Researchers see voter disaffection at near-records among people in both parties: just 17 percent of Americans trust the federal government to do the right thing almost always or most of the time in the most recent Pew Research Center survey, which has been asking that question since 1958.
“When you think about something like gas prices, you are seeing greater distrust of political parties, full stop,” said Scott Warren, a fellow at the SNF Agora Institute at Johns Hopkins University, who researches trust in democracy.
“This goes to a sense of ‘we fundamentally feel that politicians aren’t looking out for us,’” Warren said.
At a gas station near the Strip, Isaiah Hull, 34, put $80 of gas into his taxi and said politicians could lower prices if they wanted. But in general, he doesn’t see a lot of politicians who seem competent.
“Just like how it jumped overnight, it can go back down overnight,” said Hull, who described himself as an independent swing voter. “That’s their main job: the government is to take care of the people, and they don’t do that.”
A few blocks down Paradise Road, Judith Haselton parked at a pump advertising a “grim” $4.91 per gallon but decided it was too much to fill up. She’s cut back on driving by being pickier about the inventory she’ll pick up for her online secondhand shop, but she’s not particularly interested in what Democrats say to her about gas prices.
“I don’t follow politics too much,” Haselton said. “I should, I know I should.”
When it comes time to vote, Haselton plans to vote for whomever feels like the lesser of two evils — usually a Democrat.
Democratic leaders point to high turnout and wins in key midterm election victories so far — including a marquee victory in a Florida House district representing Trump’s Mar-a-Largo home — as evidence that their message is resonating beyond anti-incumbent sentiment.

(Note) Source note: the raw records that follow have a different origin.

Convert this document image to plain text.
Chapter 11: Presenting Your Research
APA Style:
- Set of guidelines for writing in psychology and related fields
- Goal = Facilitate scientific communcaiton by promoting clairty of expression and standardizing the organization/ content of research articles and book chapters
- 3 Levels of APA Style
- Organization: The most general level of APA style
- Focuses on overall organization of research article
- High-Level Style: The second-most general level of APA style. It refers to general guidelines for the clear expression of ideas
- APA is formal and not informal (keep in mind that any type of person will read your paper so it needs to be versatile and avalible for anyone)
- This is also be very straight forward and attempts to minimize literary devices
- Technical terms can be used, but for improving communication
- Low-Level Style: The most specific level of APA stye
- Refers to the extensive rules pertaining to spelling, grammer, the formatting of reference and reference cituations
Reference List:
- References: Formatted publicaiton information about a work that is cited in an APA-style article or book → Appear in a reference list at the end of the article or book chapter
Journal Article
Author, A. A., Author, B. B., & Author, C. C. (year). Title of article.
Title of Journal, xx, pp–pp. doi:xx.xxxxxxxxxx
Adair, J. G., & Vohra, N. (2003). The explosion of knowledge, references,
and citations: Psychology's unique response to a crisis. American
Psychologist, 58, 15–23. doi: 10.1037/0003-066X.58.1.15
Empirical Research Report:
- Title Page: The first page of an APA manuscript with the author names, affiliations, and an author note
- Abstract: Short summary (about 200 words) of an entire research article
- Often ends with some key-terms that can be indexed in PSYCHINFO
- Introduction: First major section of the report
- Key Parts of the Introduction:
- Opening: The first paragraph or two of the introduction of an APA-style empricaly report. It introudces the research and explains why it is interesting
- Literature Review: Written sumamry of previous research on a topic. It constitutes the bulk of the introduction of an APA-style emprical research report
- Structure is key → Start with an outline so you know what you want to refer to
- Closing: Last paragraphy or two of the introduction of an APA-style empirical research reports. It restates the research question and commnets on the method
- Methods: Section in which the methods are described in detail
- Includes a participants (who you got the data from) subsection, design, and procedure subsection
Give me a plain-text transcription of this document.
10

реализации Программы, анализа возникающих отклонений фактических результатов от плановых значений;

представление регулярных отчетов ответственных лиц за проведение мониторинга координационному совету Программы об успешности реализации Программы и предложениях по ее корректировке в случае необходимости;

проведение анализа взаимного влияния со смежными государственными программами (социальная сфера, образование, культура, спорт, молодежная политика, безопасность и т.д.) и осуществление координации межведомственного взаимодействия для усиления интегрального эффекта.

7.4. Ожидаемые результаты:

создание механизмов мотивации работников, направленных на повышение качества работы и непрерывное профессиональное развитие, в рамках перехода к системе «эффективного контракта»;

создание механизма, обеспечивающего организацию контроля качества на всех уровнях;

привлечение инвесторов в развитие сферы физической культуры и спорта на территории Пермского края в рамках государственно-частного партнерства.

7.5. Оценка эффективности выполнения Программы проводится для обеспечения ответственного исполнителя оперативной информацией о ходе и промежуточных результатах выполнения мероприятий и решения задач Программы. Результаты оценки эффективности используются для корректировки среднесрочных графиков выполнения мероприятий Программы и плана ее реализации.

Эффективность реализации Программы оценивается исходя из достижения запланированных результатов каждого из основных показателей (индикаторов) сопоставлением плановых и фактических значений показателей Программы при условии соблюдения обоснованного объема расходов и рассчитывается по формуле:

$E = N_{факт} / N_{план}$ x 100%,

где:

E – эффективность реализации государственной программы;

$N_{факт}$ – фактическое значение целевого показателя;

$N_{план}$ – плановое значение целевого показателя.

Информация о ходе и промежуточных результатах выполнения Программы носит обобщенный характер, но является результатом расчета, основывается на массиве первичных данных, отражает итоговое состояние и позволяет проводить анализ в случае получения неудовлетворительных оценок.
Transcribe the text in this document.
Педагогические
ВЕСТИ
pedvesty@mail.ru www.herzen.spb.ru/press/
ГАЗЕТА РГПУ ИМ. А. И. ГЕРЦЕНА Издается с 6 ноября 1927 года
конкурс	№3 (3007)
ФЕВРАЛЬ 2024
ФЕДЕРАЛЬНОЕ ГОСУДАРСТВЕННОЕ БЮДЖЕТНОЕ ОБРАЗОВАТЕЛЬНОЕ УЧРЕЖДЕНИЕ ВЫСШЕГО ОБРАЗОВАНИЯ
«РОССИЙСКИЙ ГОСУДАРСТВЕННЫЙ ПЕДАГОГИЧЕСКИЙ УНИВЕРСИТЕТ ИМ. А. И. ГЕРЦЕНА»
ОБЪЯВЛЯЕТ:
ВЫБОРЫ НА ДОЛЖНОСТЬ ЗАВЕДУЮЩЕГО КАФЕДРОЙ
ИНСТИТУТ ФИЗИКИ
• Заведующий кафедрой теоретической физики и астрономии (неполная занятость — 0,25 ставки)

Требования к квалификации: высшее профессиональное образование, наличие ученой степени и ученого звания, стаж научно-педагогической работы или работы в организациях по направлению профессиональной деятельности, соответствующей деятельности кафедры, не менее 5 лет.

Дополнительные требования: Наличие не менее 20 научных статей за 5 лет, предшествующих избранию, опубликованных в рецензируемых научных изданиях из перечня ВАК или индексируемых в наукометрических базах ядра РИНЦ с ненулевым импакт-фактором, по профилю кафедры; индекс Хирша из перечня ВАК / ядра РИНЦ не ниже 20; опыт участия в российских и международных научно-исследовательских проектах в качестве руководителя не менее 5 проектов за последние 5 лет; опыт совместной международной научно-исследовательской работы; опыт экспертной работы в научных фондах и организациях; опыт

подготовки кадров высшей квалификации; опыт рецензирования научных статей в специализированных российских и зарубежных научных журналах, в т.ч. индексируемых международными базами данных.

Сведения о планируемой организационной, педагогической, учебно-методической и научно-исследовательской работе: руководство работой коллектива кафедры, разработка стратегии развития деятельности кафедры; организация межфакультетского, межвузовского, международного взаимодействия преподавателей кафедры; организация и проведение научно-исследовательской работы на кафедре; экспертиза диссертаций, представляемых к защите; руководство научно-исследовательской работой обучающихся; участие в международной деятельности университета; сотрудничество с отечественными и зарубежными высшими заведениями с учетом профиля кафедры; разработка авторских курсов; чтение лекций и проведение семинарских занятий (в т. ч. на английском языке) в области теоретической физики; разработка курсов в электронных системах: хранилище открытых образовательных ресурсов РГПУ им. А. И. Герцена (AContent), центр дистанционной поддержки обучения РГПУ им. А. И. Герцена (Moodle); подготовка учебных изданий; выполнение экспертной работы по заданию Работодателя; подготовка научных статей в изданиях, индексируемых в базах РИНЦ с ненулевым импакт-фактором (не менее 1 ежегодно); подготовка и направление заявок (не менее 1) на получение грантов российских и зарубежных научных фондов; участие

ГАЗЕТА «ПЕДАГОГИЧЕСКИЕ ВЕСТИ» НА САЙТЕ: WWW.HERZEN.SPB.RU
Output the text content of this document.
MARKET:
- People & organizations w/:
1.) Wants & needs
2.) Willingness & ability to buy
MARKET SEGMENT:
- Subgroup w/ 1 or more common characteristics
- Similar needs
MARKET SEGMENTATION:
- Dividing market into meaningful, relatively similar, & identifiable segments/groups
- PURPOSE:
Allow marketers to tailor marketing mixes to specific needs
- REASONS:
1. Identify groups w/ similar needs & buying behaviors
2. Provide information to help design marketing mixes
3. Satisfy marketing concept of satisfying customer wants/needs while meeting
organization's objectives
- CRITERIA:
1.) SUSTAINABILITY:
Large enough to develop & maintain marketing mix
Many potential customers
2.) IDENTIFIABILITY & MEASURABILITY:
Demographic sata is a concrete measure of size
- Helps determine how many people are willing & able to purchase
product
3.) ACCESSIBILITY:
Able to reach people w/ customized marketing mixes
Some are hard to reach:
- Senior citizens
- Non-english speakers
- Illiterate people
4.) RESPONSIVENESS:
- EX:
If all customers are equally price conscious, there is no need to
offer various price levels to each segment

“For the last 15 months, from the very beginning of the Trump presidency, Democrats have been winning every single competitive election across the country. These are facts,” House Minority Leader Hakeem Jeffries (D-New York) said when asked how Democrats can break through disaffection.
He summed the party’s pitch this way: “Life has not gotten better for everyday Americans.”
Pet sitter Heather Dunn sighed deeply when she pulled up to a Terrible’s convenience store in suburban Las Vegas and saw gas at $5.19 a gallon. She said she’s willing to give Democrats the benefit of the doubt on their gas prices pitch.
“Because we’ve seen things skyrocket this last administration, I’m inclined to believe them, even though I wasn’t happy with Biden last time,” she said. She thought Biden hid a cognitive decline, and she voted for Trump in 2024 because she thought he’d be more competent at running the country than Kamala Harris. “I don’t feel like that now. I’m not happy with how he’s doing.”
Dunn said she rarely drives outside a 10-mile radius of her home, but she stops for gas every time her tank is half full because she fears prices will just go up if she waits. She’s already stopped going to the movies and restaurants to save money.
“I’m barely getting by, really scraping by,” she said.
Carolyn Check, 76, decided buying gas wasn’t “worth it,” when she pulled up to the Terrible’s store to buy sparkling water. The self-described swing voter who supported Trump thinks Democrats are full of it when they blame gas prices on Republicans and the strikes on Iran.
She said Democrats who passed California’s tax and environmental policies are to blame, the same case Lombardo makes.
“They’ve got the movie stars who can afford this, and actors who can afford that, and I don’t care about that,” said Check, a retired telephone company technician from Chicago. “I don’t care what they can afford. That’s not what I can afford.”
She thinks politicians from both parties prioritize fighting each other over the people they represent.
“It used to be ‘the people’ were important. Now ‘the people’ is a second thought,” Check said.